Hackers can do worse than burn or delay your coffee; they can use your coffee maker as a tool to install malicious code on any device that uses the same wi-fi network. One way to protect your home is to password protect the coffee maker itself, as well as the wi-fi network it is using. Make sure to change any default passwords and keep the firmware on your devices updated.

Researchers also found that Canon DSLR cameras are at risk for being hacked and used for malicious activity through the camera’s USB and wi-fi capabilities. Hackers could threaten to delete photos and video files until a ransom is paid. Canon is aware of this potential risk and issued a statement with additional information and tips on keeping your camera safe.


Phish Alert Button

District staff may experience a lot of hesitation when they receive a phishy-looking email. Is it safe to forward to another staff member for a second opinion? Or should they send it straight to trash?

The Phish Alert Button (PAB) is a convenient way for everyone to send their suspicious emails right to IT with the click of a button.

This feature can assist your IT team in detecting early phishing attacks or malicious emails. Installation of the PAB depends on your district’s mail environment, and there are guides available for Exchange, Office 365, Outlook, and GSuite.

Once your team is aware of the PAB, you can set up phishing tests to help everyone practice their security skills. You can send these tests as often as you’d like, but a minimum of bi-weekly is recommended. For example, you could send an email from someone posing as your organization’s HR Manager, prompting the recipient to click on a web link or open an attachment. You’ll then have the data to see who followed the fake prompts and who used the PAB feature.

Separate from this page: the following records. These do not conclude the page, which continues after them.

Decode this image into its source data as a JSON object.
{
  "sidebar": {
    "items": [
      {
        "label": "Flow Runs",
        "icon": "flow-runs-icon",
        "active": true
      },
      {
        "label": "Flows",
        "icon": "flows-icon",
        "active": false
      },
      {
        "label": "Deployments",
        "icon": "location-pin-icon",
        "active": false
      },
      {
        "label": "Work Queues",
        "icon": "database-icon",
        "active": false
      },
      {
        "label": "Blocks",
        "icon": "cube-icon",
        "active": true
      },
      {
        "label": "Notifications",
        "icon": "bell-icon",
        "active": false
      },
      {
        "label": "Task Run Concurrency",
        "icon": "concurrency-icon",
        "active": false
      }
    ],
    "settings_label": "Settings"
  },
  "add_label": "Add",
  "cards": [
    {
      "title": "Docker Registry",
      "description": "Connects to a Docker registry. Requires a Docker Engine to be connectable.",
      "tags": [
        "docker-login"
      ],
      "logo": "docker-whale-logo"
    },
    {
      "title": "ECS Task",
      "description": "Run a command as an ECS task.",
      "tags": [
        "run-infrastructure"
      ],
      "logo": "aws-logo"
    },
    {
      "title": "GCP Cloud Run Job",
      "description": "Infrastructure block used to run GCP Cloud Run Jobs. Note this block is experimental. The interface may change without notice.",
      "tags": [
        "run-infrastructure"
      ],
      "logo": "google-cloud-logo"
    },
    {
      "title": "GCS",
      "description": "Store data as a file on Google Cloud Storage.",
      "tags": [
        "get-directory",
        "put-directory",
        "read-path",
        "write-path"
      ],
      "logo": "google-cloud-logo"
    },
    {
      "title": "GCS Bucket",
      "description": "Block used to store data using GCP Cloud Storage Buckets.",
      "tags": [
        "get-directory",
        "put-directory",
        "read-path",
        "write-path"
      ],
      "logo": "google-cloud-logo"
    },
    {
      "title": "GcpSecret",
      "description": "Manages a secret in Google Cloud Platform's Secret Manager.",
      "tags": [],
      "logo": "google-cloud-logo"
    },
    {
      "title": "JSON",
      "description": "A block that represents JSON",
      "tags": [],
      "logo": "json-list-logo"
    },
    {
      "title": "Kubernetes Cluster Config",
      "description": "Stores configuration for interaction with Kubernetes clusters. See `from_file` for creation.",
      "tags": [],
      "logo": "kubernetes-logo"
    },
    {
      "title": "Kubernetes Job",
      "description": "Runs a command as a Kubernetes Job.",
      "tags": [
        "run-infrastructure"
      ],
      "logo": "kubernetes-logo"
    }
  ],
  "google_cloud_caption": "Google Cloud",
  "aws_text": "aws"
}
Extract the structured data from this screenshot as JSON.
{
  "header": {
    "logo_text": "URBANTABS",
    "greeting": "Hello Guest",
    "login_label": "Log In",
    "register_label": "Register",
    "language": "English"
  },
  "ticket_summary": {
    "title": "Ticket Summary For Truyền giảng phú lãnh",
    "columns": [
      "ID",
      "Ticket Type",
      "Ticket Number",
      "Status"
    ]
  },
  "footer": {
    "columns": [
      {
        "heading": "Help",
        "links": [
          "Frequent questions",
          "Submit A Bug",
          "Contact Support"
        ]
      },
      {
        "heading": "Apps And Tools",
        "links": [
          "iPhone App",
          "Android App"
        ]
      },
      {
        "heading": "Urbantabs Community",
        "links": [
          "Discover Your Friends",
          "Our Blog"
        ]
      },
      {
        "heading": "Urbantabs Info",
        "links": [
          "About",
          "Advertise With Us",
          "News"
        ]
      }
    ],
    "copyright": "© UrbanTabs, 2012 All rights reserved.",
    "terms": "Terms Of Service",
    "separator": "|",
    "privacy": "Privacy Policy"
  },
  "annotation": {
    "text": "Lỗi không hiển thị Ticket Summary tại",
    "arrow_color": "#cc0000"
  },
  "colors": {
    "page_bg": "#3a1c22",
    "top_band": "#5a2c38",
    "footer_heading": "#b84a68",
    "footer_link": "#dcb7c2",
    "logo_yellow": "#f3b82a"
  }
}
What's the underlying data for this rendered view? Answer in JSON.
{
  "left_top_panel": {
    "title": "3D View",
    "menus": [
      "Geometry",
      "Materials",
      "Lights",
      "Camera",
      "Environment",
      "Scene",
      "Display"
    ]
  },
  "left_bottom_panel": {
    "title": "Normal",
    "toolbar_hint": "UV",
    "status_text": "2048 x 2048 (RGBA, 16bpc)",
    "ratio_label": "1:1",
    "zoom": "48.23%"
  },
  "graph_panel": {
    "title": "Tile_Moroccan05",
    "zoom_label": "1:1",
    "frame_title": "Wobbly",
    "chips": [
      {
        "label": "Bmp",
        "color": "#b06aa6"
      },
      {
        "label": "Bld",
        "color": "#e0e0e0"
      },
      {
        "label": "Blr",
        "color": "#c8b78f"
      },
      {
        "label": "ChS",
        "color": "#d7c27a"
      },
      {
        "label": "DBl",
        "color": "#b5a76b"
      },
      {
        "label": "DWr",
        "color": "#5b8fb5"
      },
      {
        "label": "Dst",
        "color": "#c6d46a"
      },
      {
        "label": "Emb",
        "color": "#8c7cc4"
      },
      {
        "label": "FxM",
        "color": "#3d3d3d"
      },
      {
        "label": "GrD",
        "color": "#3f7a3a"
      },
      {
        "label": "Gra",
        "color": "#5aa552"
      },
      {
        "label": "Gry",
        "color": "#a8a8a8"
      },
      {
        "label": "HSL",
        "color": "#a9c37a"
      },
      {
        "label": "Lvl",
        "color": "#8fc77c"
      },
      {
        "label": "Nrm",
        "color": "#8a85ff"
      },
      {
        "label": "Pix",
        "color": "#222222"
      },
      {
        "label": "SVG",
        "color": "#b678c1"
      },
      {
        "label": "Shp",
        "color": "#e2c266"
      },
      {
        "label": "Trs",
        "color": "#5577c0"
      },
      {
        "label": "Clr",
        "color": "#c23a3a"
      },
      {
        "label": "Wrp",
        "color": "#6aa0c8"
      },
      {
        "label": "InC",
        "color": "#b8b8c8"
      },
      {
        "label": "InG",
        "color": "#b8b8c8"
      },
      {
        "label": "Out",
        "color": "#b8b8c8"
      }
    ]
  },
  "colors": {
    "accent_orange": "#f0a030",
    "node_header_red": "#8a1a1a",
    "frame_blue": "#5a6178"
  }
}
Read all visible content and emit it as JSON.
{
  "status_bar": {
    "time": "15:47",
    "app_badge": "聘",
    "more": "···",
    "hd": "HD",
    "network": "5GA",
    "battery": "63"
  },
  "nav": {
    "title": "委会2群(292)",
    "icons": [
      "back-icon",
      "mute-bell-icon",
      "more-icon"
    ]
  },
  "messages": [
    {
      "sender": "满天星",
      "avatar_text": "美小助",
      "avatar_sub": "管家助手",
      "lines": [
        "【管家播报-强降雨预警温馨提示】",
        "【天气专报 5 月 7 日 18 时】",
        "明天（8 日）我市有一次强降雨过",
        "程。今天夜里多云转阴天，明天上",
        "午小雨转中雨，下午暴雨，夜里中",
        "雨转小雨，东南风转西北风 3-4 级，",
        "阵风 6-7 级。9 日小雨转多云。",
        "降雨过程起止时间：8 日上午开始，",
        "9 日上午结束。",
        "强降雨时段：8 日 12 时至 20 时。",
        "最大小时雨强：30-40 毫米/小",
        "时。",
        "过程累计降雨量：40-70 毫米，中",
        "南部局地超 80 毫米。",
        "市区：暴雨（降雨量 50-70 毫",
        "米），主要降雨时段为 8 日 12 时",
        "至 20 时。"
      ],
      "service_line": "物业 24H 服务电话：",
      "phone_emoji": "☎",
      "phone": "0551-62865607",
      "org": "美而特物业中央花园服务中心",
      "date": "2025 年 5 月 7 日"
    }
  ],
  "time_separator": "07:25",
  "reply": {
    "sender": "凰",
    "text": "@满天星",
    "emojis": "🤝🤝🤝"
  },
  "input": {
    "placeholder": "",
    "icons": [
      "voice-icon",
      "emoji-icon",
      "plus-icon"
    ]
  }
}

Social Media Malware Awareness

We know we shouldn’t trust everything we see on the internet, but how can we distinguish helpful tools from malicious advertisements?

CleanMyMac X is a service offering to clean your Mac for free when you download their program. But before you download anything, it is always worth doing some simple research. First, if you type the weblink “” in a separate browser you’ll find out that the website doesn’t actually exist. Second, notice the comment from “CleanMyMac.” Their spelling and grammatical structure seems a bit off to be a reputable company.

Once a hacker has access to your social media account, they can retrieve your personal information. They can then sell it, spam your account, or get through to your devices to find your financial information.

Ads asking you to pay money for a service and suspicious emails or posts from your Facebook friends are all common examples of social media spam. Clicking on links or transferring funds could put you at risk. Never click on a link or download anything, whether it be through text, email, or social media, unless you are confident that you trust the sender.

Malware of the Month: CamScanner Trojan

Researchers found that an Android app called CamScanner contains Trojan malware. This app just recently started to deliver malware to devices, which is especially dangerous considering it has been downloaded over 100 million times on Google Play since 2010. The malicious code is capable of signing users up for a variety of paid subscriptions.

The Google Play store has removed this app, but it is still available at the Apple App Store. Researchers are finding that the app developers may have accidentally used a malicious ad library. Since the discovery of the malicious code, the developers at CamScanner have removed it from their application.

While Google Play is the most reputable and safe place to download apps for Android, this scenario still goes to show the importance of keeping tabs on your apps and any financial accounts that your devices are tied to.